He's right, you know. Some of television's most-celebrated series were slow starters on the verge of cancellation after one season. Three notable examples: The Dick Van Dyke Show, The Twilight Zone and Hill Street Blues. Many series not facing cancellation after one season still don't hit their creative stride until the second year.
"I don’t like to give up,” Chermak said. "I thought we could have learned a lot from that first season. I felt we would have clicked with the audience in the second season. And in 1997, I think I was right. Look, the show is still running on the Sci-Fi Channel. People are buying the tapes. It's a cult success with only twenty episodes. There are fans all over the world. There's this guy named Dawidziak who's writing a book about it. So, yes, I think I was right. It should have been given another chance."
Had the show gone into a second season, we know some of the stories that would have been tried. Start with the two that might have been in the first season. On March 12, 1975, Daily Variety reported that ABC and Universal had agreed to cut the twenty-two episode Kolchak: The Night Stalker order by two. At this point, the production team had two more completed scripts, another well on the way to being finished and several others in various stages of development.
"There was over $75,000 in unproduced material," Darren McGavin said. "There were unproduced scripts, story outlines, story ideas. There were about ten ideas in some form of development when we shut down."
If there had been a twenty-first episode, it probably would have been "Eve of Terror," a script taken to final draft by Stephen Lord and Michael Kozoll in early March. The two writers had collaborated on "Demon in Lace." Kozoll was one of the writers on "The Knightly Murders." "Eve of Terror" opens in the audio control room of an acoustics laboratory. Behavioral researcher Myra Deckbar and technician Wayne Franks are studying the effects of high-frequency sound on guinea pigs. The sonic stimulation experiment goes tragically wrong when Myra is mistakenly trapped in the sound chamber. One hazardous frequency unleashes a murderous alter ego in the mild-mannered scientist. Her first victim is Wayne Franks. One might describe the unproduced episode as Dr. Deckbar and Ms. Hyde. How about Kolchak meets She-Hulk? While the influences might be obvious (they usually were in Kolchak episodes), the writers' motives were sensational.
"That was our statement on noise pollution," Kozoll said. "You could do that kind of thing on The Night Stalker. I don't think you saw much of that on television at that time."
The other completed script was "The Get of Belial," which Donn Mullally submitted in early January. Mullally was one of the six writers who had worked on "The Devil's Platform," and, like that episode, this one involved the prince of darkness.

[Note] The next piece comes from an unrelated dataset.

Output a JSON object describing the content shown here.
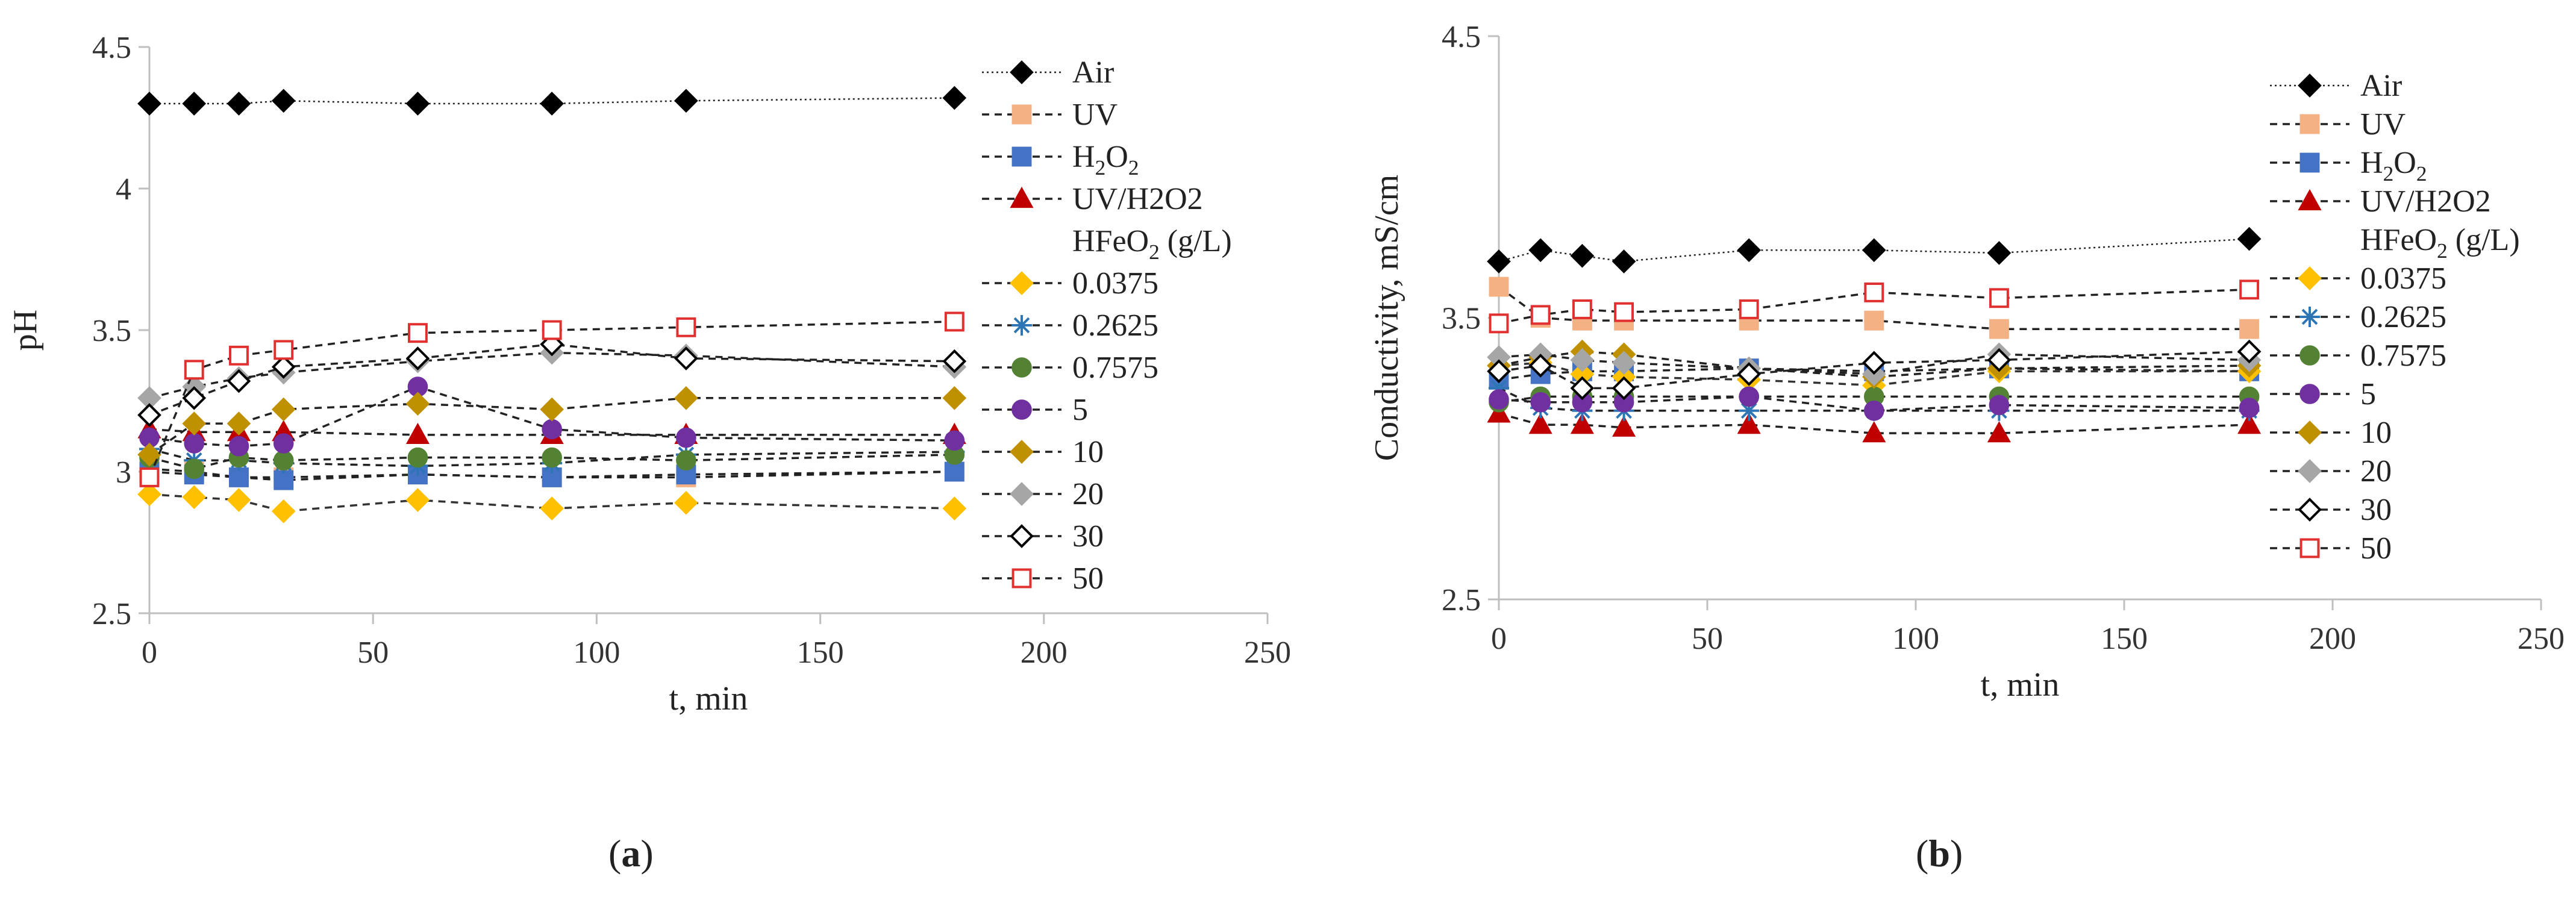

In "The Get of Belial," Kolchak is covering a miners' strike at the Associated Anthracite Building in West Virginia. Glenn Maynard, the president of Associated, is considered the prince of darkness by picketing union miners. When Maynard is killed, the union is suspected. But the real culprit is Sonny Blackshear, possessed son of faith healer Sarah Blackshear. A beautiful child, Sonny was turned into a beast by the devil, "Old Belial." Belial offered Sarah a deal. She could have her beautiful child back if she would stop preaching and healing. She refused, and only her mother's love can temporarily bring out the good in Sonny. The climactic confrontation takes place in a coal mine. After nearly killing Kolchak, Sonny falls to his death in a deep shaft. In death, the beast is gone. There remains only the smooth features of Sarah Blackshear's beautiful boy. When Carl tries to get the story printed, he asks Tony if he's ready to accept a living devil. "I have to, Kolchak," the editor answers. "I hired you, didn't I?"
If "The Get of Belial" had been placed on the production schedule, story editors David Chase and Rudolph Borchert probably would have put it through a final-draft rewrite. Mullally's script was in five acts instead of the usual four. Chase says there were other why "The Get of Belial" was moved back on the order of scripts.
"It was a good story," Chase said. "But, as I recall, most of it took place in West Virginia. That would have required expensive location shooting of some kind. We always faked Chicago by using the Universal backlot sets. That helped to keep costs down on an expensive show. We were always looking for ways to keep costs down."
To that end, Chase was writing a script that would be very cheap to shoot.
"I was working on what's called a bottle show," he recalled. "That's when you never have to leave the studio. You can do the whole thing on the lot. Everything is in the bottle. My idea was to have Carl Kolchak on assignment in Hollywood, and there's a monster hiding out on the old Phantom of the Opera set. Everything could have been done at Universal, which was the studio where Lon Chaney shot The Phantom of the Opera."
In interviews granted during the 1974-75 season, McGavin, who maintained a strong creative input, told reporters that the writers were working on stories involving Bigfoot and the Medusa of Greek mythology.
"You name a monster or legend from any culture," Chase said, "and we probably talked about using it. If there had been a second season, sooner or later, we'd have gotten around to Bigfoot."
"Bigfoot was the other idea Bob Gale and I pitched to them,” Bob Zemeckis recalled. “That was the one they rejected. I think we just took it to story. I don't there ever was a full script."
A Russell Bates story titled "The Piasa Bird," supposedly would have launched the second season. "The Executioners" was a script pitched by writer Max Hodge. Bates was the co-author (with David Wise) of “How Sharper Than a Serpent’s Tooth,” an October 1974 episode of the animated Star Trek series. A Native American writer, Bates had taken "The Piasa Bird" to the treatment stage. It would have dealt with a militant Native American leader who could summon an ancient bird creature. There's more, but this gives you some idea of what a second season of Kolchak: The Night Stalker might have resembled.